Reading in my soon-to-be-discontinued FT subscription, Lucy Kellaway this morning offered bold and brilliant advice to managers around the world:

My appraisal of job appraisals: get rid of them
Lucy Kellwaway On Work

Last week an e-mail went round the office touting for suggestions on ways to improve our performance appraisal system. My suggestion is dead easy and dirt cheap: get rid of the whole thing and replace it with nothing at all.

Over the past 30 years, I have been appraised three dozen times – as banker, journalist and non-executive director. ….

But never have I learnt anything about myself as a result. I have never set any target that I subsequently hit. … The norm is a harrowing hour’s conversation during which you are forced to swallow an indigestible mix of praise and criticism referring to long-ago events, which leaves you demotivated and confused on the most basic question: am I doing a good job?
Beyond Bullsh*t: Straight-Talk at WorkAfter citing all the problems, she goes on to quote Samuel Culbert of UCLA’s Anderson School, who advocated abolishing all evaluations. Apparently Culbert was on the radio last week, promoting the paperback edition of his book Beyond Bullsh*t. His alternative: a regular 1-on-1 relationship talk in which both parties talk about what’s working and what’s not.

It sounded like a great argument. In fact, from my experience as a manager and an entrepreneur, I loved the argument when he made it in the Wall Street Journal two years ago. The arguments also resonate with Bob Sutton of Stanford, who’s blogged about the topic in May and February of this year.

(Here I am only talking about appraisals in private firms. In institutions such as universities some sort of formal periodic appraisal is clearly essential to assure accountability and fairness prior to granting lifetime employment.)

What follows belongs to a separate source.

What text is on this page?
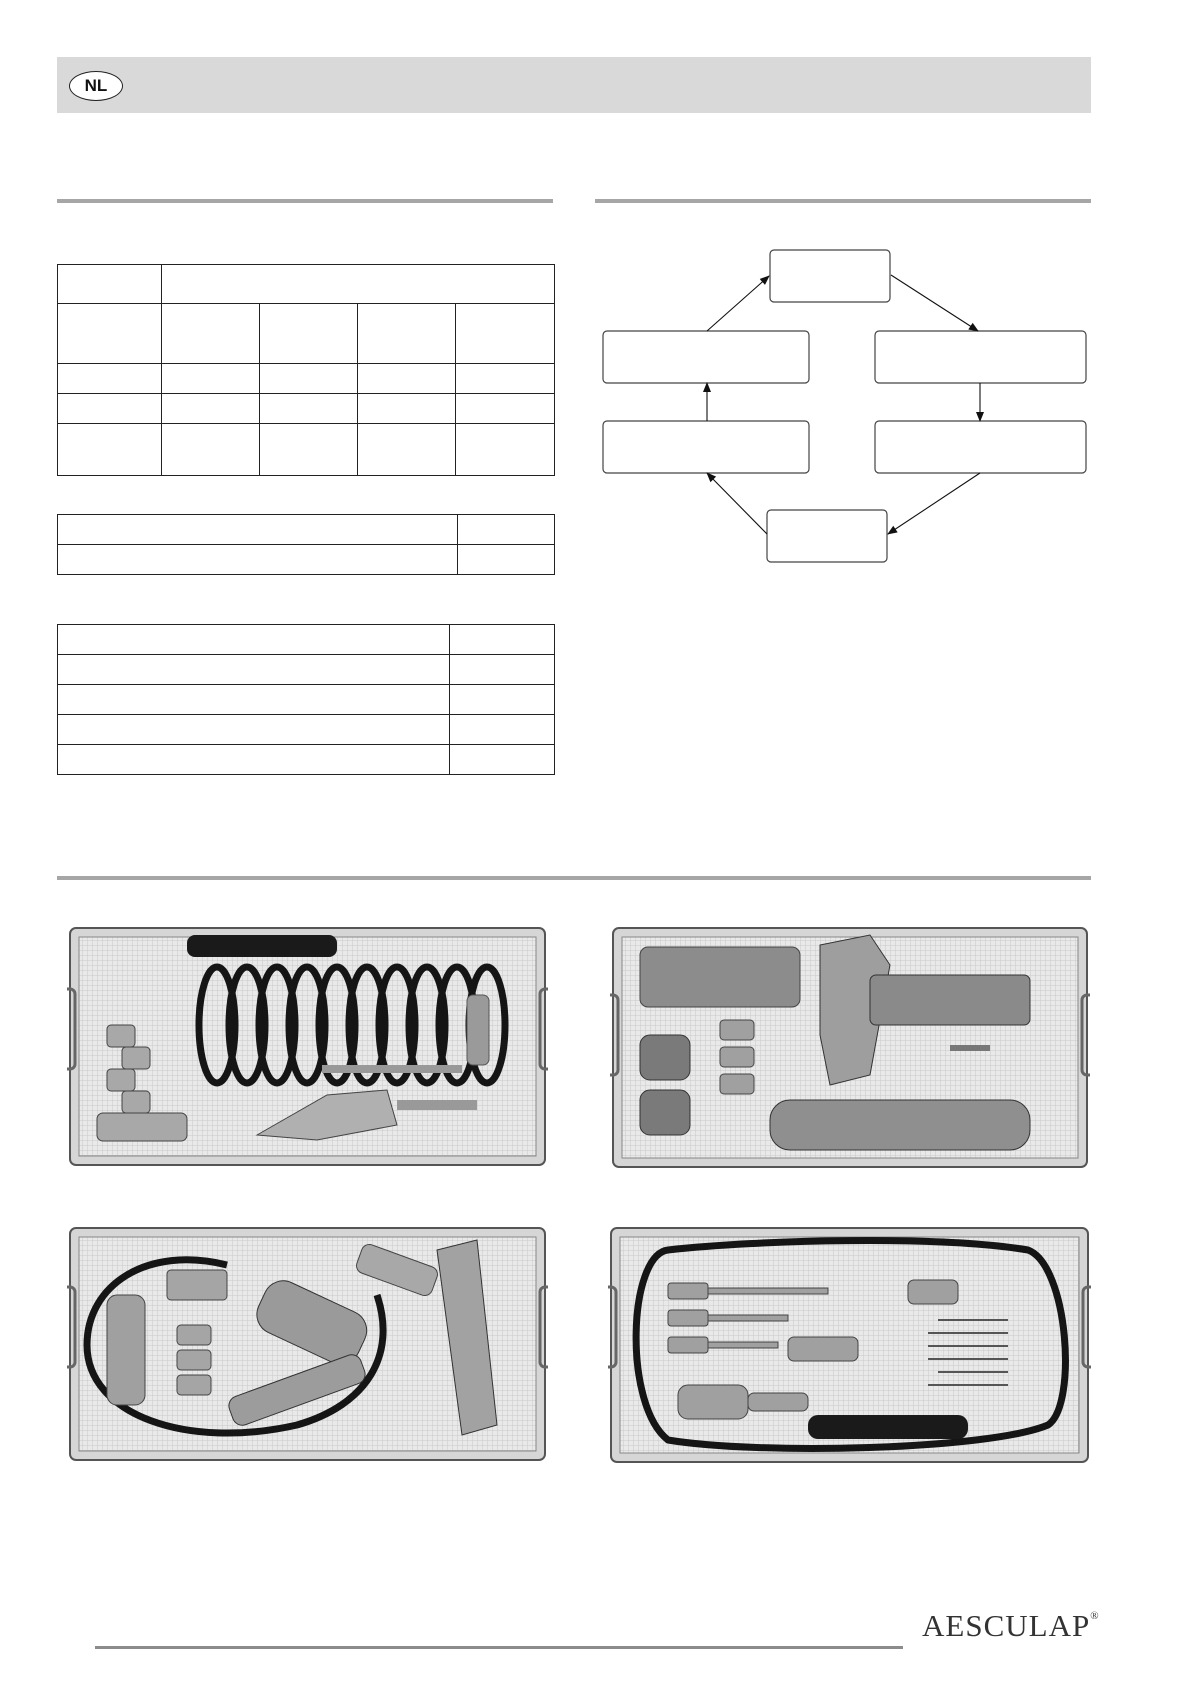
NL

AESCULAP®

However much I agree with Lucy, Sam and Bob, it seems like tilting at windmills to hope that performance appraisals will ever go away. The reasons are numerous: institutional isomorphism, bureaucratic inertia, HR norms or just the usual fear of litigation. Still, some entrepreneurial companies (as Sutton hints) may be able to find a way to tweak or supplant the obviously flawed system with a real mechanism for providing feedback, motivation and accountability for the average worker.